Animated GIF

I live in New York and I am the co-founder & CTO of Runway.

Towards Universal Simulation

October 11, 2024permalink

DeepMind’s initial pitch was to “solve intelligence and then use it to solve everything else.” This has been the guiding philosophy of AGI labs for the past decade. I believe that rather than solving intelligence, we should be focusing on solving the “everything else” part first. That is, we should be building systems for universal simulation.

The simple idea of universal simulation is to train models on a far wider variety of data and modalities than we currently do, which may include human-generated data, but also observational data from scientific experiments and raw sensor data, all at the same time, with the goal of predicting an increasingly large percentage of all observations in the world. Those models can then be used to run virtual experiments much faster than we ever could in physical reality, and thus accelerate scientific progress.

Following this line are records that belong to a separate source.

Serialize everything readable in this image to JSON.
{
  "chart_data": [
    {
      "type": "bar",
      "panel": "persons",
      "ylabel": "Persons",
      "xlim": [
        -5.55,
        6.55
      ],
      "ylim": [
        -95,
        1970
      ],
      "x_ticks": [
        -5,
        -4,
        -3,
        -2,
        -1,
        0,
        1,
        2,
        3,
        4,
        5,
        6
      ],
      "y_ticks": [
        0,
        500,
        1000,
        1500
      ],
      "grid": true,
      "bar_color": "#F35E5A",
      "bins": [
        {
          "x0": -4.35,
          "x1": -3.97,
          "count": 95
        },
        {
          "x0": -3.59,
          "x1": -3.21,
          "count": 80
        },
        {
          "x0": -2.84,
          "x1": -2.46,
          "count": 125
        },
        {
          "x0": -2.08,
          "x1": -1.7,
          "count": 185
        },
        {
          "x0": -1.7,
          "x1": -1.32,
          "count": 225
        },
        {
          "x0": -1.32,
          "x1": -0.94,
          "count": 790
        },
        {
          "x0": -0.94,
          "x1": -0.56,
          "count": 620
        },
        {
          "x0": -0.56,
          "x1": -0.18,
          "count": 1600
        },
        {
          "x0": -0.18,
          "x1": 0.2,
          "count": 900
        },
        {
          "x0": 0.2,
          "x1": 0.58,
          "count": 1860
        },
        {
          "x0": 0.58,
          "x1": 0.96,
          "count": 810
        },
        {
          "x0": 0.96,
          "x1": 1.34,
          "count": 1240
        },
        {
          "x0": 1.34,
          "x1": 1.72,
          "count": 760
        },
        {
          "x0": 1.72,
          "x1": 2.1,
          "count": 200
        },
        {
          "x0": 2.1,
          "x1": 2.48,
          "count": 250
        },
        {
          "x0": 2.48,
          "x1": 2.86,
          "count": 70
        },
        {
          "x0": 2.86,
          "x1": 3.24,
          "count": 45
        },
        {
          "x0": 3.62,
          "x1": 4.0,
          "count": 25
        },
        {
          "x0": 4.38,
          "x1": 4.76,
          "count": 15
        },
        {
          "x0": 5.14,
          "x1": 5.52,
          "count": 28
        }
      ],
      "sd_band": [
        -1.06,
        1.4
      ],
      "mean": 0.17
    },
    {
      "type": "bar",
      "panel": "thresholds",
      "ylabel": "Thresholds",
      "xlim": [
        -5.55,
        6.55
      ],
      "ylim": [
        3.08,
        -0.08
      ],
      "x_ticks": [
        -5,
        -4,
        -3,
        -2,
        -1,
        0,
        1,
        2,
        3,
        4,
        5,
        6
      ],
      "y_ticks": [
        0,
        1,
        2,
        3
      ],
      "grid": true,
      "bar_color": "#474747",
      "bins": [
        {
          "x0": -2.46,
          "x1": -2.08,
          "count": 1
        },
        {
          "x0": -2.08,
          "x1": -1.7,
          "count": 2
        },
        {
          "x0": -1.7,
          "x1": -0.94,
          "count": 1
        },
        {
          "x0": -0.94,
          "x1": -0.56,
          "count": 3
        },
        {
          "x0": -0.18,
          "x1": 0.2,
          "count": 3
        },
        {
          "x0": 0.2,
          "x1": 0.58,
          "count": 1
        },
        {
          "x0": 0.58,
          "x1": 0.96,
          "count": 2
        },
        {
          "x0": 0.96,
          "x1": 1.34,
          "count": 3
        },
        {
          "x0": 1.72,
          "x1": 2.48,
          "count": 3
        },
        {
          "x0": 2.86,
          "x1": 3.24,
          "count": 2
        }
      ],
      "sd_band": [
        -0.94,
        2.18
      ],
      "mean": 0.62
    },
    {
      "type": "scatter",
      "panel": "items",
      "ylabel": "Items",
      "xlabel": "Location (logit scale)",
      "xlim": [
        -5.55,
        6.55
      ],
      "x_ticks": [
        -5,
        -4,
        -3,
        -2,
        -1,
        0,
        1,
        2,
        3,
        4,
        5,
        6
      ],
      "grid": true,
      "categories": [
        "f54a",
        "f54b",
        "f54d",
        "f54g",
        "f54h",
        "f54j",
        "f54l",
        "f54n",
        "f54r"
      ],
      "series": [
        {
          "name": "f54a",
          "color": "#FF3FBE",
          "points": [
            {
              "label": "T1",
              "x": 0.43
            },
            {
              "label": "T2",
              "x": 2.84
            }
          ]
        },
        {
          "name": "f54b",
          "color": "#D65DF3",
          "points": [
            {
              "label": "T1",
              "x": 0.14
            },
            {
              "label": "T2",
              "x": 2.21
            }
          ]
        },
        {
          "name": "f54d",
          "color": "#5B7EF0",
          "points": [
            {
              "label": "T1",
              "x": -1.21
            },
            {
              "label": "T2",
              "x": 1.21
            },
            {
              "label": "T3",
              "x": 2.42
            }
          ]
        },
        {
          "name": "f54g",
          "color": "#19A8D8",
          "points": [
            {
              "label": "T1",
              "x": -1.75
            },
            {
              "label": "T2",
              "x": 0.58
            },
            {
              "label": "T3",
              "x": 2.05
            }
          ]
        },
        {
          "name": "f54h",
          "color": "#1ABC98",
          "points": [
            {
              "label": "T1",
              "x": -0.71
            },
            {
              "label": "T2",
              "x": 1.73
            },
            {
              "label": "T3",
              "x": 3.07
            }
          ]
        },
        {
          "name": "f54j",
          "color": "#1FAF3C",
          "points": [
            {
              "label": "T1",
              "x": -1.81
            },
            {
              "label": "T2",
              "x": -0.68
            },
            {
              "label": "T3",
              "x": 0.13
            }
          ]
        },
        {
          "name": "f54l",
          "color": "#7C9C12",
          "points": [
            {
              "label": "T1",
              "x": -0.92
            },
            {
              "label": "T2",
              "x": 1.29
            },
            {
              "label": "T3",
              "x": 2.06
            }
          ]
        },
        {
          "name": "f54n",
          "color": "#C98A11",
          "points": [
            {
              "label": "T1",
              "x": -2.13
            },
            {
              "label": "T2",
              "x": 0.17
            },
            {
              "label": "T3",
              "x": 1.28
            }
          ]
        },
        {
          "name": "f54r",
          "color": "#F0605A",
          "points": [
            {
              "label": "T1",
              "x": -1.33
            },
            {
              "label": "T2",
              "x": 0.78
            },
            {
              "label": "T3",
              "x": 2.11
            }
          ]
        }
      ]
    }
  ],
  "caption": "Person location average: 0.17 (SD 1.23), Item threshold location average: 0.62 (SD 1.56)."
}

Large-scale model training so far has had a strong anthropomorphic bias. We’ve only applied sufficient scaling on data generated by, and legible to, humans, such as text, images, videos, and sounds. This constraint makes sense if the aim is building agents primarily for communicative purposes, i.e. to interact with humans the same way humans interact with one another. But for other purposes, it's far too limiting. Following this anthropomorphic approach, AGI labs often describe a future where their models can solve difficult scientific problems by suggesting wet-lab experiments to run and interpreting the results. This fundamentally misidentifies the main bottleneck, which is not coming up with ideas for experiments, but rather running them. The best way to accelerate science is to provide an alternative to real-world experiments, by simulating them instead.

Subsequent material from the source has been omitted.